Les principales entraves à la communion


Une mauvaise compréhension du sacerdoce commun et du sacerdoce ministériel

Lumen Gentium 10 affirme que le sacerdoce ministériel est au service du sacerdoce commun des baptisés pour les mener vers la sanctification. Une attention particulière doit être portée sur le fait de considérer le laïc comme étant au service de l'Eglise. La mission du laïc est d'être dans le monde et la mission de l'Eglise est de le guider vers sa sanctification pour que lui-même sanctifie le monde. Dans des logiques de pouvoir et de possession, la communion ne peut pas se déployer, elle est entravée.

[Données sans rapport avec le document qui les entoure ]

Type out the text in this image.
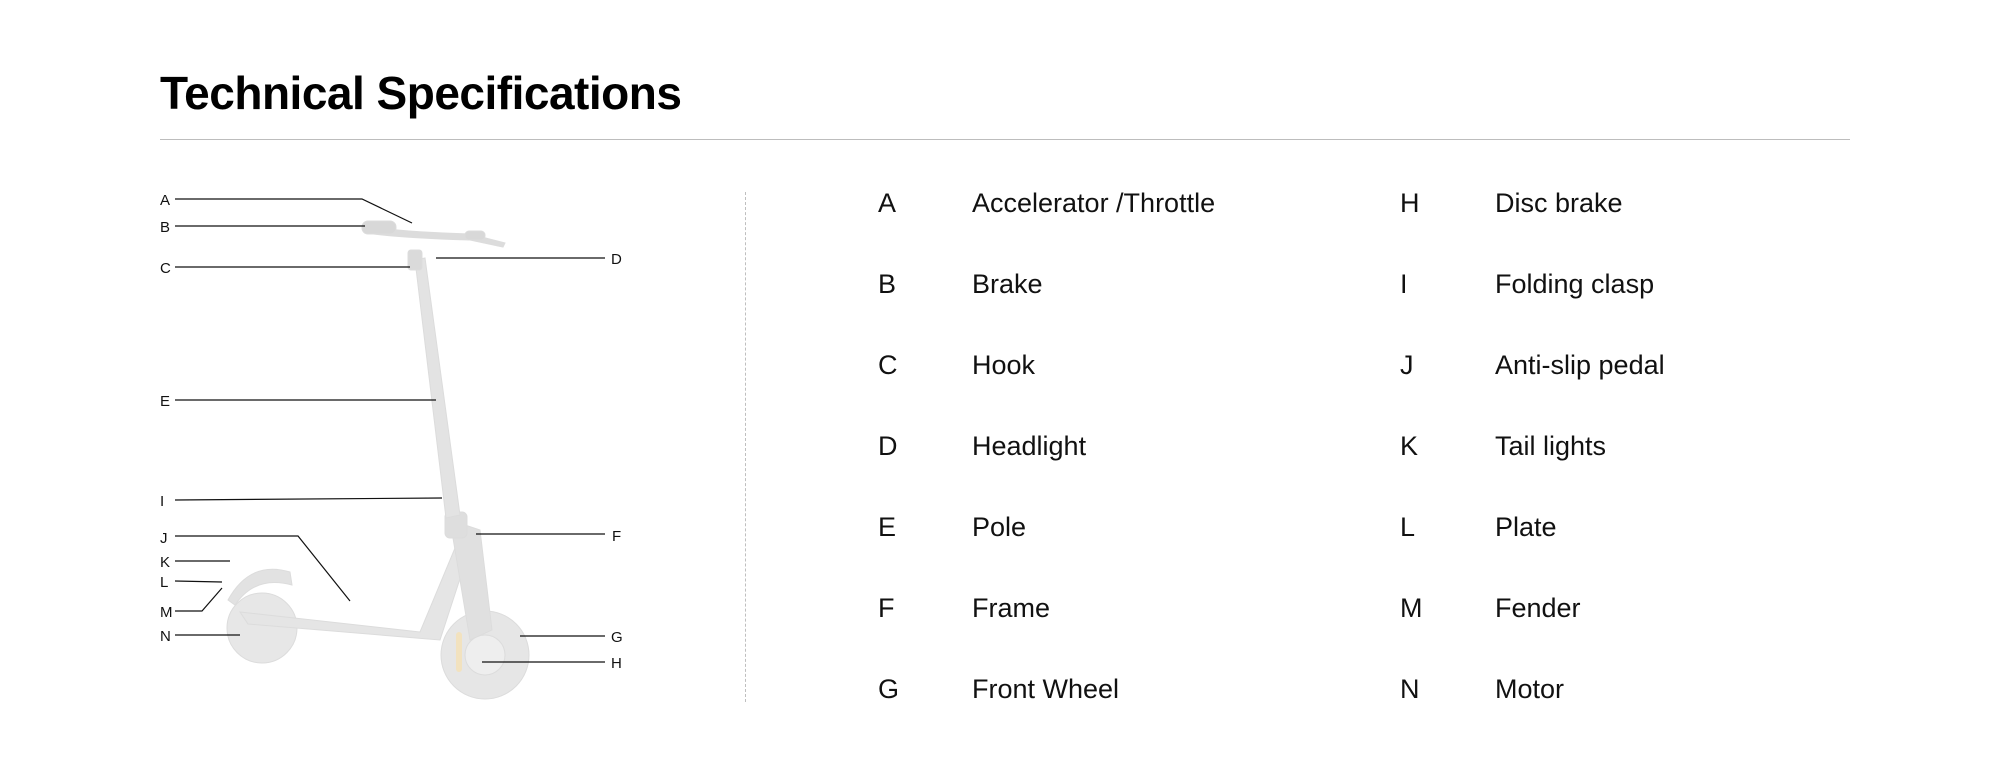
Technical Specifications
A
B
C
D
E
I
F
J
K
L
M
N	G
H
A	Accelerator /Throttle
B	Brake
C	Hook
D	Headlight
E	Pole
F	Frame
G	Front Wheel
H	Disc brake
I	Folding clasp
J	Anti-slip pedal
K	Tail lights
L	Plate
M	Fender
N	Motor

Beaucoup de problèmes rencontrés par des communautés en difficultés aujourd'hui sont des problèmes d'ecclésiologie. Quand il y a un problème d'ecclésiologie, il y a un problème de pouvoir, de service, de confusion des genres et finalement une hypertrophie de la paternité.

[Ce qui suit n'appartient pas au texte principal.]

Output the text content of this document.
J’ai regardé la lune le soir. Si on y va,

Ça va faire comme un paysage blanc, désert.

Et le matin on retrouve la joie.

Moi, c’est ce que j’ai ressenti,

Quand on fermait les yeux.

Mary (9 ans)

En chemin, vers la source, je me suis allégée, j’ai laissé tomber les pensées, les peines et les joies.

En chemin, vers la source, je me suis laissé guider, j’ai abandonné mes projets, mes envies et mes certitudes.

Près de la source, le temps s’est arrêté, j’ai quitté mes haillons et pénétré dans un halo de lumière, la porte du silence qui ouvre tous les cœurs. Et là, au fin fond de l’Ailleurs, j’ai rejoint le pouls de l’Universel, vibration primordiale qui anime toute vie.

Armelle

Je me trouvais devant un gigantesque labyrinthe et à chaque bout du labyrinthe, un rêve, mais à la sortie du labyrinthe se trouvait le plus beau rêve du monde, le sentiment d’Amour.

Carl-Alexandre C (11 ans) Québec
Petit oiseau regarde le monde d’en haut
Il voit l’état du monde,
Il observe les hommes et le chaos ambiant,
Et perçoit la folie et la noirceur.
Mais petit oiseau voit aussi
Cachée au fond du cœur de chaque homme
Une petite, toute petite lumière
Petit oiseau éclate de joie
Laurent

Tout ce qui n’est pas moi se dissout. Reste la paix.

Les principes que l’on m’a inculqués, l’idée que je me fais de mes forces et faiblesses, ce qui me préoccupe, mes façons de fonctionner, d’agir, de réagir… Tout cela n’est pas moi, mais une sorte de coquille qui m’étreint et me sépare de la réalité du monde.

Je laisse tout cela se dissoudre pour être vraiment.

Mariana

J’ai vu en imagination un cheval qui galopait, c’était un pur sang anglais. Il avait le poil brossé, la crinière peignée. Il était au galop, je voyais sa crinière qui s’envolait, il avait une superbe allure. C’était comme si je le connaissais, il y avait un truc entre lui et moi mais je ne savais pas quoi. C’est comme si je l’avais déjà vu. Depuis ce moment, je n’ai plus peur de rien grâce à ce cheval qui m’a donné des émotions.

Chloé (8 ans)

Une hypertrophie du sacerdoce et de la paternité

L’hypertrophie du sacerdoce et de la paternité sont des entraves à l'ecclésiologie et à la spiritualité de communion. Beaucoup de problèmes rencontrés par des communautés en difficultés aujourd'hui sont des problèmes d'ecclésiologie. Quand il y a un problème d'ecclésiologie, il y a un problème de pouvoir, de service, de confusion des genres et finalement une hypertrophie de la paternité.


La paternité du prêtre n'est pas une paternité de condescendance ni d'infantilisation, c'est une paternité qui relève et s'efface pour faire et laisser grandir.

Le père est celui qui est tout, qui fait tout mais n'oublions pas que dans cette paternité ecclésiale, les prêtres sont des pères d'adultes et non d'enfants. La paternité du prêtre n'est pas une paternité de condescendance ni d'infantilisation, c'est une paternité qui relève et s'efface pour faire et laisser grandir. Il ne peut y avoir de communion si il y a une confusion de ce qu'est la paternité. Il nous faut veiller à promouvoir une paternité d'adultes et les pères de famille ont une vocation particulière dans l'Eglise aujourd'hui pour en témoigner. Ce qui nous fait pères, c'est l'offrande de nos vies et l'effacement que nous avons à faire grandir celui qui pousse devant nous. Cette hypertrophie réduit l'Eglise à une instance d'exercice du pouvoir et de la domination qui est la racine des abus. Là où j'ai pu constater les abus les plus graves, c'est là où l’on a donné à la paternité une dimension totalement faussée.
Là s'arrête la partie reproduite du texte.